La jerarquía militar se respeta y no queda más remedio que callar y obedecer a los superiores. En el ejército existe un juramento sagrado bajo el cual se esconde su tenebroso prontuario. Pero de vez en cuando surgen personajes como el cabo Raúl Carvajal Londoño que se rebelan ante las injusticias y prefieren ofrendar sus vidas antes que convertirse en sicarios o verdugos.

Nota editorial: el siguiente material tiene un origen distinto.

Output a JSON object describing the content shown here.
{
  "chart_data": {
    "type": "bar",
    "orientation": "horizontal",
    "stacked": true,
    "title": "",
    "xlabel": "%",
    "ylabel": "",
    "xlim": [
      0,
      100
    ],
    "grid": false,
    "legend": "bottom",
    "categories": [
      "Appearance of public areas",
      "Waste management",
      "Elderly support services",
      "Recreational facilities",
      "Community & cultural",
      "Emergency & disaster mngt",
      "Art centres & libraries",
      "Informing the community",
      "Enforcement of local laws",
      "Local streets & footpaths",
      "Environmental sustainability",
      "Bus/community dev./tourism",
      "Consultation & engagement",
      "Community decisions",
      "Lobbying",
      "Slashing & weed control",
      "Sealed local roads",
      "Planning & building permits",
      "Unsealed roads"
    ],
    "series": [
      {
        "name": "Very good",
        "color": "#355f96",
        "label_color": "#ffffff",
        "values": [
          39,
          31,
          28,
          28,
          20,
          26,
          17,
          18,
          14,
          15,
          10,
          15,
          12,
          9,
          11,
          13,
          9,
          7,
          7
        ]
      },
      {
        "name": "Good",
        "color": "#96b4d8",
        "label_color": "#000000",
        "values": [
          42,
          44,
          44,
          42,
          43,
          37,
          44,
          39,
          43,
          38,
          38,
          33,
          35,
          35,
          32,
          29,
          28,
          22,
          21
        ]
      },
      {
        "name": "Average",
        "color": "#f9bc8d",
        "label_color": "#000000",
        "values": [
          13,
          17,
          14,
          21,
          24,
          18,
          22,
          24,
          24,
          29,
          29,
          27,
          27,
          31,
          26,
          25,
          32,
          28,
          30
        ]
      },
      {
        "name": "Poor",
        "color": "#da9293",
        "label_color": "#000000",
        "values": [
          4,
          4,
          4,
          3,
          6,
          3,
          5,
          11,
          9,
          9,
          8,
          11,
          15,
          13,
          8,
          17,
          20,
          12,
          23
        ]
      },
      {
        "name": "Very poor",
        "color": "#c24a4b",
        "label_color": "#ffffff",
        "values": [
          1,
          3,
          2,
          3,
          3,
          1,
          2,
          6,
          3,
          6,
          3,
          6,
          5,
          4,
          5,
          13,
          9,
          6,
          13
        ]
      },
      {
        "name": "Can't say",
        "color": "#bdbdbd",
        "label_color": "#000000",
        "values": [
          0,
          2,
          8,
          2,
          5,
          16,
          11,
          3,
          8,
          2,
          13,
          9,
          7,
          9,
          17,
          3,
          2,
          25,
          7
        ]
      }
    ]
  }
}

A mi parecer, el presidente Uribe y la cúpula militar son los directos responsables de la guerra sucia, las torturas, las desapariciones y los bombardeos contra la población civil. Los máximos dirigentes amparados en la constitución no tienen ningún reparo en fumigar la selva con glifosato, quemar los bosques, invadir países vecinos, desplazar a los campesinos, arrebatarles sus tierras y condenarlos al desarraigo.

Colombia es una colonia vendida al capital extranjero, la cabeza de puente del imperialismo en Latinoamérica, un gran latifundio gobernado por dirigentes corruptos y mafiosos respaldados por una aplastante mayoría parlamentaria que les otorga carta blanca para hacer y deshacer a su antojo.

Cae la noche en la Plaza de Bolívar y don Raúl se despide de mí con un fuerte apretón de manos. Con los ojos llorosos me ruega que no lo olvide y que lo tenga al tanto de mis investigaciones. Cubierto con la bandera colombiana y luciendo en su cabeza el quepis de su hijo, se marcha con paso lerdo por las gélidas calles bogotanas. A él le importan un bledo las amenazas e intimidaciones que ha recibido, pues no tiene nada que perder. Desde aquel fatídico 8 de octubre del 2006, cuando asesinaron a su hijo, de alguna manera también lo mataron a él.

Don Raúl se siente traicionado. Ha perdido la fe en las instituciones de su querida Colombia y la única esperanza que le queda es que el caso de su hijo sea remitido a la Corte Interamericana de Derechos Humanos, a la Corte Penal Internacional (con sede en Estrasburgo) o a la Audiencia Nacional Española. Él está decidido a agotar todas las instancias y a seguir en la lucha hasta las últimas consecuencias.

Aunque al final comprendió que iba a ser imposible que su voz y sus reclamos sean escuchados... tal es su indignación que en el año 2011 decidió sacar la momia de su hijo de la tumba en el cementerio de Montería y llevársela de peregrinación hasta Bogotá para exhibirla a modo de protesta en plena Plaza de Bolívar. Desgarrador gesto que traduce la impotencia de un padre por esclarecer el asesinato de su hijo.

Estos crímenes de lesa humanidad no prescriben y estamos seguros de que le llegará la hora de la justa reparación.